Have you ever been honest with the world? Have you ever really been honest with yourself? Here, I say the truth: life is so good.
I look back seven months, and forward just one; I try to make sense of this world I am living in. Since September, I have been lost in a funk-constantly tired, sad, sick and self-conscious. For a period of time, I ran on autopilot- I barely slept, exerted minimal effort in school, and found myself (and others) constantly asking, “Where did Libby go?” Here is what I learned, and just how I got “me” back:
Lesson 1: Do not let what people say or do affect your overall quality of life. No matter what someone does to you or says about you, never gift them with the satisfaction of your surrender…your fire to just keep living the life you love. Shitty stuff happens to good people sometimes, and that is inevitable. Don’t get lost because of those things-it’s hard to find yourself. Pick up and carry on.
Lesson 2: Be happy with yourself, even in times of pure loneliness. There is a myth out there that being with another can fill empty voids, cure sadness, and complete the incomplete. Do you want to know the truth? There is no way in hell you can find happiness in the company of others, if you can’t stand the company of yourself. Wake up and look in the mirror; voice every god damn positive thing there is to say about you-then make sure you truly believe it. The rest? Well, it all falls into place.
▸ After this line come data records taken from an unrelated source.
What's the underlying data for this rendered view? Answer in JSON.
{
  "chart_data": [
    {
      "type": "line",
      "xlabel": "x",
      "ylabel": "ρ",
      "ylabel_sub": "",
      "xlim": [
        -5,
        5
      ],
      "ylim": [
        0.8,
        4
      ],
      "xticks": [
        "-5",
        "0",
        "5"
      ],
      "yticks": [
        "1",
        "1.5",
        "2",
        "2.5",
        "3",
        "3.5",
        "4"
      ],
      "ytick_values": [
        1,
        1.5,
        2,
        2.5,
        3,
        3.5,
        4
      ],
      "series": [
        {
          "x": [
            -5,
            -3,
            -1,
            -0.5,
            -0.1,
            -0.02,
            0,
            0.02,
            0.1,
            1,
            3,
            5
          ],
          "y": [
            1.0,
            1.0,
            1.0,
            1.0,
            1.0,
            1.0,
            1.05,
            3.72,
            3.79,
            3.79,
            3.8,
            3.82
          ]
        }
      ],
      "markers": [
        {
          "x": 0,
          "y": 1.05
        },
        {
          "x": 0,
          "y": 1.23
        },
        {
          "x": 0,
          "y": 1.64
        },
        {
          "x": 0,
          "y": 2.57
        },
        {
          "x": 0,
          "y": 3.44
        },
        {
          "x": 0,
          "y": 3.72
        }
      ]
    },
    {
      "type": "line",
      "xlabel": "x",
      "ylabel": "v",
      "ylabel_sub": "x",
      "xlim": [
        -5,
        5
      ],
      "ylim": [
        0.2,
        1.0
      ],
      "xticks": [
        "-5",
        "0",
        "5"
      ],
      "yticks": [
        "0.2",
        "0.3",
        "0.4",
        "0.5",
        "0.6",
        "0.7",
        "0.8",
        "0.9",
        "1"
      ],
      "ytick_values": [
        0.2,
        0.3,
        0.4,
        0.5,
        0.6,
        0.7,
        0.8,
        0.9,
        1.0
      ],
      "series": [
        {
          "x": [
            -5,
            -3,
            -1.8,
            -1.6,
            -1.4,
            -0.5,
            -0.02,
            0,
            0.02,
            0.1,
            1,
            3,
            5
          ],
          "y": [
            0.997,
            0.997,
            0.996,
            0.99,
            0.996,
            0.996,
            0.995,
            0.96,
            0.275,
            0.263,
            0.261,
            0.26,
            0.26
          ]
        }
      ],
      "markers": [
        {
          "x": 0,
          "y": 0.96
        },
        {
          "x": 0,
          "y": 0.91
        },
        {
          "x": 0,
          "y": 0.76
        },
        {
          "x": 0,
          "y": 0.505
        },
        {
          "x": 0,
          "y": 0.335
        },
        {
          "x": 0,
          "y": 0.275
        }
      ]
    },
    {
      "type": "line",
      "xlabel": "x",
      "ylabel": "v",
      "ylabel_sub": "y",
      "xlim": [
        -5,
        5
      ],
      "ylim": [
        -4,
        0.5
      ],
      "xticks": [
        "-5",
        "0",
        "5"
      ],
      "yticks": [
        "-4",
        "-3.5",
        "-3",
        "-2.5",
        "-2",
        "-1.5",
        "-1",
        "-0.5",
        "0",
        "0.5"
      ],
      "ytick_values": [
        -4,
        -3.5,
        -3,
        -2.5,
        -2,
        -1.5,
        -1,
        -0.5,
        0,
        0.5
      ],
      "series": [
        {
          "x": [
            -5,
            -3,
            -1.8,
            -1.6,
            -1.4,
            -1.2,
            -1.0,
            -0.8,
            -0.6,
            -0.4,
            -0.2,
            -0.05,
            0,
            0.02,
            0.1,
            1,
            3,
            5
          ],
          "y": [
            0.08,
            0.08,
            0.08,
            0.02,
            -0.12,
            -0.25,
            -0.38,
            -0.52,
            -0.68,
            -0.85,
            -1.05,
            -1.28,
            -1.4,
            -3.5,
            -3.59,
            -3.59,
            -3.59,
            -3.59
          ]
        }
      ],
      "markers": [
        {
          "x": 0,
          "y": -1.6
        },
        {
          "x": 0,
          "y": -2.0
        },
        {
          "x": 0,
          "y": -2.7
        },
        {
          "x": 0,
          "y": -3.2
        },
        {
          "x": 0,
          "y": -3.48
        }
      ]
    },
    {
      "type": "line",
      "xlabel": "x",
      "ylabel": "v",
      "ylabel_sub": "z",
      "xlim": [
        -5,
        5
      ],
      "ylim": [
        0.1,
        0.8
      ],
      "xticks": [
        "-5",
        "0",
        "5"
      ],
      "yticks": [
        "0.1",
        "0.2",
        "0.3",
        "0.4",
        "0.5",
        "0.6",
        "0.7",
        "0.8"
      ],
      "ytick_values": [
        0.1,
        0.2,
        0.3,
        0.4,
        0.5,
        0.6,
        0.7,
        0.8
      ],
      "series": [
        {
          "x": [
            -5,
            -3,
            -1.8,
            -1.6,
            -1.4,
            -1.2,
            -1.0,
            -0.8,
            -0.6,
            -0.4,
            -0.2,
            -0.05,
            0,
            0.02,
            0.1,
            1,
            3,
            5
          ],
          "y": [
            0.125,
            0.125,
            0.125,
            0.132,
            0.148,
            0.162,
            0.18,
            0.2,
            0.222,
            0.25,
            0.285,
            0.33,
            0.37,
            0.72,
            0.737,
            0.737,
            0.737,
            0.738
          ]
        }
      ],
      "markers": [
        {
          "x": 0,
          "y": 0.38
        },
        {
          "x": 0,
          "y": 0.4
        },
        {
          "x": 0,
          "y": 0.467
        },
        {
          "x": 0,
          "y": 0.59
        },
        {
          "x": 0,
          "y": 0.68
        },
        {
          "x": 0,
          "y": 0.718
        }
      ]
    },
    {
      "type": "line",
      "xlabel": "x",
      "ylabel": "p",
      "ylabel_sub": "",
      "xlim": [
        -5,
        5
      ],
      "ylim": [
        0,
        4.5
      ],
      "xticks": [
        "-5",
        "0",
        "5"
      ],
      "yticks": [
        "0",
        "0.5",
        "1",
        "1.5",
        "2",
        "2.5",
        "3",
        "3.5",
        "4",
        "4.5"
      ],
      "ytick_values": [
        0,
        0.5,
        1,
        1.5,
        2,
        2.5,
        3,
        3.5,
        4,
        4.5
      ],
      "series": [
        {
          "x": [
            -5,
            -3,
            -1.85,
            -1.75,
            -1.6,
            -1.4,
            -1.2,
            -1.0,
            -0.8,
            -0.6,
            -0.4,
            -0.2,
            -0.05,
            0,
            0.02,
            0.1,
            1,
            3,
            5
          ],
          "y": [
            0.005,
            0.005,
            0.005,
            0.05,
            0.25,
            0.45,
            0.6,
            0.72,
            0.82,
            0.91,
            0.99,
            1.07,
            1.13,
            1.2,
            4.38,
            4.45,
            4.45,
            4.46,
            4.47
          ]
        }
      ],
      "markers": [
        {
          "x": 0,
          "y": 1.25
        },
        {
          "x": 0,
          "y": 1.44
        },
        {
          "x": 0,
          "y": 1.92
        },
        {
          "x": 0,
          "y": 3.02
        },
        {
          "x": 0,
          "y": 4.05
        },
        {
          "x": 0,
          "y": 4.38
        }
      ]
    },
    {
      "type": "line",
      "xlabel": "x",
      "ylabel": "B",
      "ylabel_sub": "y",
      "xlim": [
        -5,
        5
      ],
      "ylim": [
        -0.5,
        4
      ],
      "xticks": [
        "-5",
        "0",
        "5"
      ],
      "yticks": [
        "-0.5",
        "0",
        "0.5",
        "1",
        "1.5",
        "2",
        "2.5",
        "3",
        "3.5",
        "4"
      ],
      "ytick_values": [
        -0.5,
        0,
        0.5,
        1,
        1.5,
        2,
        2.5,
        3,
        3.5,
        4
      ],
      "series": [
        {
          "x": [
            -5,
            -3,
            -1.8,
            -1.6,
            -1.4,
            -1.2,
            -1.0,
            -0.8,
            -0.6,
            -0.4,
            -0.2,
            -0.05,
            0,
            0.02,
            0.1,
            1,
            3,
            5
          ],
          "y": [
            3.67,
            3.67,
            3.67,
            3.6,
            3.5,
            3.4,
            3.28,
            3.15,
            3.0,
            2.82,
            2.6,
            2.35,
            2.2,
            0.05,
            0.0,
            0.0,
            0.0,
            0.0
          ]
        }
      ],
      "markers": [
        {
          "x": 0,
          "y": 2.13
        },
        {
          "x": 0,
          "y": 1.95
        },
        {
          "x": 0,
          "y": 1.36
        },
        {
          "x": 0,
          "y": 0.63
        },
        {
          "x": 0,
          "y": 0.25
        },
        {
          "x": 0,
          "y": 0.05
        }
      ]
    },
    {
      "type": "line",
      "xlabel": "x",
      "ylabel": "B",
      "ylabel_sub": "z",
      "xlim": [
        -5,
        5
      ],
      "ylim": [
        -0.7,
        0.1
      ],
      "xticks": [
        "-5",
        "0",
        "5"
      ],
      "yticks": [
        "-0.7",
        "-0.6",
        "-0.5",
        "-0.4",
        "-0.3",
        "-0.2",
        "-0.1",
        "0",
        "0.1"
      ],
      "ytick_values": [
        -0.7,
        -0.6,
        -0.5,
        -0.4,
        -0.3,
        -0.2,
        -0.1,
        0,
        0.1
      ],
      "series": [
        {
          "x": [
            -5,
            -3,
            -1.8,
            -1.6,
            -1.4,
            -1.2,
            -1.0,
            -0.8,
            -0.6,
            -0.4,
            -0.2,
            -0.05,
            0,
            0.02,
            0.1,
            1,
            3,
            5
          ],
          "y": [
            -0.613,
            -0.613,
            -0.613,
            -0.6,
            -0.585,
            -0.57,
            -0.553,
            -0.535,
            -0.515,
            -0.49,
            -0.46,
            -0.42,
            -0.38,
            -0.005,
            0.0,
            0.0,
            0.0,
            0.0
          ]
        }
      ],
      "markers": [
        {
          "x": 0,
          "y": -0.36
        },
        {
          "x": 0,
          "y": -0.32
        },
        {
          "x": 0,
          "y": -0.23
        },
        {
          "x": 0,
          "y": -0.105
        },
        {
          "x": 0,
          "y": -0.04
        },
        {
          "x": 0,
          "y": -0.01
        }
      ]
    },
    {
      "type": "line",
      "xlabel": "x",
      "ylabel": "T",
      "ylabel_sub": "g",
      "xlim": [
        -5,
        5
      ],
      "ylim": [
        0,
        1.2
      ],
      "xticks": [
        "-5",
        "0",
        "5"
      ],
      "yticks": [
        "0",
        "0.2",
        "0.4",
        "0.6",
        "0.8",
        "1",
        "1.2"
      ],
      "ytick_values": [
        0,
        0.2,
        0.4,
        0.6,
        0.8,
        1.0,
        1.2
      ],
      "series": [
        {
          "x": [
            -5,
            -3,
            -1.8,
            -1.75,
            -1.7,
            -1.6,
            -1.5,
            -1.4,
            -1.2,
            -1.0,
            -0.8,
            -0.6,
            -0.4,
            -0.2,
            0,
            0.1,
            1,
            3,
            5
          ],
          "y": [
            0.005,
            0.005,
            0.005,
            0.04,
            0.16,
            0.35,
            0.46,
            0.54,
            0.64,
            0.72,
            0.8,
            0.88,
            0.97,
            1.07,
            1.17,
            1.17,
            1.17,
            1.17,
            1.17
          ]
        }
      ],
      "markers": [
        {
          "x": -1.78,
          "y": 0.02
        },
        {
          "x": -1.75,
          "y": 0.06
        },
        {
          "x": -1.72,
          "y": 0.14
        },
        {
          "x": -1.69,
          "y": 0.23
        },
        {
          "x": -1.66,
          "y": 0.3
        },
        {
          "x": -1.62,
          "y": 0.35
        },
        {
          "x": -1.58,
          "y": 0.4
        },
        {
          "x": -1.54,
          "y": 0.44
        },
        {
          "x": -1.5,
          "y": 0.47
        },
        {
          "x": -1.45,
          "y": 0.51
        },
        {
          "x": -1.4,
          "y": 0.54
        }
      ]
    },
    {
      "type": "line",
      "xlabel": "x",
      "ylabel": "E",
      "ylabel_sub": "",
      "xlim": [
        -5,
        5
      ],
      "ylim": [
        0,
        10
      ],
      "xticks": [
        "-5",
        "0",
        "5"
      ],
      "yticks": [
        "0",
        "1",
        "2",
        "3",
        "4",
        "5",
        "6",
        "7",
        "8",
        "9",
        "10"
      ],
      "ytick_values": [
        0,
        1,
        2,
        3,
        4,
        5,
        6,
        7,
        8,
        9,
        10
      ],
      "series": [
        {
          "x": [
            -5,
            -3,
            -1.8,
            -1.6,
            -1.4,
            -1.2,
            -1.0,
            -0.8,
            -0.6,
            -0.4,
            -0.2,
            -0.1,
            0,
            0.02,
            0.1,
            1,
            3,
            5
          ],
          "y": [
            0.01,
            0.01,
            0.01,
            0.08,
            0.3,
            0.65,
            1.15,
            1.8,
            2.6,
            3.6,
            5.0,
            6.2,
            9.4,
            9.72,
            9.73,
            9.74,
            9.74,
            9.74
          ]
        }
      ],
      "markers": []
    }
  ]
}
Lesson 3: Slow down. Our days pass much too quickly to miss the beautiful things that are easily ignored. For months, I didn’t lace up a pair of running shoes. The first morning my feet hit the pavement, I felt awake; fresh air hit my lungs and I rekindled a focus on the horizon that couldn’t be interrupted. Those kinds of moments are but few. Find a way to relax, to meditate; to laugh and to appreciate…this life is so strange, so fragile, and so short.
With one month until the beginning of a new chapter, I reflect on this year with some regret. I regret not pushing myself to perform better in school. I regret not pulling myself from the depths of unhappiness and darkness that ate up my days. I regret not smiling at strangers, calling up more friends, and going home to my parents to tell them that I really needed them. Despite all of that, I am thankful today to acknowledge my faults with a note of appreciation for the life I’ve been given.
Lately, I’m so in love. I am in love with my friends, my family, this town, traveling, live music, visiting old friends, touching the Pacific Ocean, running, lifting, my job, laughing, having a beer, asking questions (even the hard ones), challenging myself, doing silent good deeds, listening and loving (yes, I am in love with being in love). Can a person be this happy? Sometimes, I feel undeserving. But, in the end, this is what living really feels like. My life puzzle will always have missing pieces; they probably won’t ever fit together perfectly, either. I probably won’t mount it to one of those boards or frame it for the world to see…I’m not that organized. Even still, it’ll be just as beautiful, because I keep finding new pieces every day. And as for the big picture? I think I get it, now.